The U.S. has adopted two approaches for creating critical loads: empirical and steady-state mass balance critical loads. Empirical critical loads are derived based on observations of ecosystem responses (such as changes in plant diversity, soil nutrient levels, or fish health) to specific deposition levels. These relationships are created using dose-response studies or by measuring ecosystem responses to increasing gradients of deposition over space or time. Steady-state mass balance critical loads are derived from mathematical mass-balance models under assumed or modeled equilibrium conditions. A steady-state condition may be achieved far into the future. The models used to determine steady-state critical loads vary in complexity with regard to process representation but can include water and soil chemistry, mineral soil weathering rates, deposition data, and ecological response data.

== Asia ==
In Asia, both empirical and steady-state mass balance approaches have been used to estimate critical loads. Empirical critical loads were simply determined as the deposition levels with reported field occurrence of detrimental ecological effects. The steady-state mass balance model calculates the critical load of an ecosystem over the long-term by defining acceptable values for elements leaching out of the ecosystem.
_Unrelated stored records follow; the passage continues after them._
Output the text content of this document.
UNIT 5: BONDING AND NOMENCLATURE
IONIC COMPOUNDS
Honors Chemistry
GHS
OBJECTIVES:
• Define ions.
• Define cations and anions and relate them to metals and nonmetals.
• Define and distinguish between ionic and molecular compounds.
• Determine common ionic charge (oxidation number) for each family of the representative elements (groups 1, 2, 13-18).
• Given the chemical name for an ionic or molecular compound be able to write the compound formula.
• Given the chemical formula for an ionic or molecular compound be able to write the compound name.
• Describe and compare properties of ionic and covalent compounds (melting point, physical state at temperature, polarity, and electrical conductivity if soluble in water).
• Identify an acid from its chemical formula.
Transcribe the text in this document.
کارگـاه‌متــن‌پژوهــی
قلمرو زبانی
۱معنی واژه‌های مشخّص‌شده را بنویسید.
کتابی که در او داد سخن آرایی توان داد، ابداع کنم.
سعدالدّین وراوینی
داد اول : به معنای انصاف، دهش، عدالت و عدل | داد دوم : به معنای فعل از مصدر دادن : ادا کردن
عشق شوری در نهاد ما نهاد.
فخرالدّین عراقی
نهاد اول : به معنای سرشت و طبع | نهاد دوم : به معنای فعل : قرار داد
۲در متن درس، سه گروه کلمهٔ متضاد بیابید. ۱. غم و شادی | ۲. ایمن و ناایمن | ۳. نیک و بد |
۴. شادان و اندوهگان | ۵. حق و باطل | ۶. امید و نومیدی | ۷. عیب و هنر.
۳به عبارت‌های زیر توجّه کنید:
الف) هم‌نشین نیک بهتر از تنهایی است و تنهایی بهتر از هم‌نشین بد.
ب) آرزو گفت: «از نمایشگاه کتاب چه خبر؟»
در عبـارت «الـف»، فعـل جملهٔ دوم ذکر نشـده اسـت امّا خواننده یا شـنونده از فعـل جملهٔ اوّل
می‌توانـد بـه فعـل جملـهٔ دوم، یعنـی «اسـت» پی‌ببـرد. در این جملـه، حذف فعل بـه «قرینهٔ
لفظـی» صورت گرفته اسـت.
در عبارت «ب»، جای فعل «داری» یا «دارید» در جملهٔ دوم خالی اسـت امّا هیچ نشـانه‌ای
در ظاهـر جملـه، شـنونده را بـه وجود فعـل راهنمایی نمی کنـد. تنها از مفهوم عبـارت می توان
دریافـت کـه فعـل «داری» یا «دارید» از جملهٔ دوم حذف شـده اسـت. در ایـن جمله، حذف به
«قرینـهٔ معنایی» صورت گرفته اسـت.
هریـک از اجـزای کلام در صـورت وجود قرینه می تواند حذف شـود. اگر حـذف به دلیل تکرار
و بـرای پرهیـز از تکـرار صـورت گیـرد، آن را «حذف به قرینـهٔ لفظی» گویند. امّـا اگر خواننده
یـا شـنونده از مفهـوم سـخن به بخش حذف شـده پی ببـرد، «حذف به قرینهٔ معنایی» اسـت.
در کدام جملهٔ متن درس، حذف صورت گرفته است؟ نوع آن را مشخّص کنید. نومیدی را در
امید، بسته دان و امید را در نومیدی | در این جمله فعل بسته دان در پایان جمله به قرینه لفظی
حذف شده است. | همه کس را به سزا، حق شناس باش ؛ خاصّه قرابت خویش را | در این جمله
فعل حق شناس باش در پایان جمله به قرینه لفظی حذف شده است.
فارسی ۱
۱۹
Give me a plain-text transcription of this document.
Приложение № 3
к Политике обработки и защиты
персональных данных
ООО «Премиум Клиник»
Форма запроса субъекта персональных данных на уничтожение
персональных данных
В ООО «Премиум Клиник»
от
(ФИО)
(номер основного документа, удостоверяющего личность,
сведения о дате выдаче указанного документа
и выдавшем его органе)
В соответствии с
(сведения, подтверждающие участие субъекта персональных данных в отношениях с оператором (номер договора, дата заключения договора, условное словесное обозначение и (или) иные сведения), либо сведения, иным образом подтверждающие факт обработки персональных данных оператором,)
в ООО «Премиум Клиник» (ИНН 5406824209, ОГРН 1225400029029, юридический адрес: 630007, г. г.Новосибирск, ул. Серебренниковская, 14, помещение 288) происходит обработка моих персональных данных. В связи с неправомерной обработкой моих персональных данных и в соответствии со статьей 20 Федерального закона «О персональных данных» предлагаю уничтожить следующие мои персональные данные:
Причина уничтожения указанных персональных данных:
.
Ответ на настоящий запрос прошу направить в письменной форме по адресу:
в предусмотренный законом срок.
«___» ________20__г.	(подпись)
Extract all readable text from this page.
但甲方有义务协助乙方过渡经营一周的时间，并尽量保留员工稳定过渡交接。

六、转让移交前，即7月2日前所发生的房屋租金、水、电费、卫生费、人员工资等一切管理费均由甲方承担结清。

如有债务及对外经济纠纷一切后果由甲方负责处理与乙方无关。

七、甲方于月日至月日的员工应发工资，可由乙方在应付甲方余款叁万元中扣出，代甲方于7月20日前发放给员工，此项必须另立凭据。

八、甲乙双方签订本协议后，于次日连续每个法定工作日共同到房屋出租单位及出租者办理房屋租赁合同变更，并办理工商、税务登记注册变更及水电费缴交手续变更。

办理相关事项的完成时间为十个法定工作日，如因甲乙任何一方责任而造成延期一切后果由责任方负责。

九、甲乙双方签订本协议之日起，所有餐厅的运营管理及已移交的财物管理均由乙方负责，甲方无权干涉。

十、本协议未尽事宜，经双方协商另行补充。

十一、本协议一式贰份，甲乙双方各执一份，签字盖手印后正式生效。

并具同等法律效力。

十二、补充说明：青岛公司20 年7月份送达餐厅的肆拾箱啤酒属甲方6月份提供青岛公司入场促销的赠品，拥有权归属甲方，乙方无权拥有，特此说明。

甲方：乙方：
Although empirical nitrogen critical loads have been well summarized for Europe and the United States, large uncertainties still exist in Asia due to very limited and short-term experimental studies by using relatively high levels of nitrogen application. In regions (e.g., eastern and southern China) where historical nitrogen deposition has already been very high and perhaps even higher than the actual critical load, experimental studies may fail to quantify the critical loads because substantial ecosystem changes had already occurred. Moreover, the values of the critical loads can vary remarkably when based on different biological or chemical response of an ecosystem, such as physiological variation, reduced biodiversity, elevated nitrate leaching, and changes in soil microorganisms. Empirical critical loads have been assessed for some forests and grasslands in China, but the values for many other ecosystems remain unassessed. With more emerging field experiments, critical loads will be better estimated in the near future.

In South and East Asia, comprising China, Korea, Japan, the Philippines, Indo-China, Indonesia, and the Indian subcontinent, critical loads were first computed and mapped as part of the impact module of the Asian version of the Regional Air pollution INformation and Simulation model (RAINS-Asia) based on the steady-state mass balance approach. Thereafter, critical loads with higher resolution were calculated in many Asian countries such as Japan, Russia, South Korea, India, and China. Although similar methods were applied in Asia as in Europe, the steady state mass balance approach has been improved by considering base cation deposition. Steady-state mass balance critical loads have been used to designate Acid Rain Control Zones and Sulphur Dioxide Pollution Control Zones in China. In the near future, critical loads will be more widely applied to guide emission abatement strategies.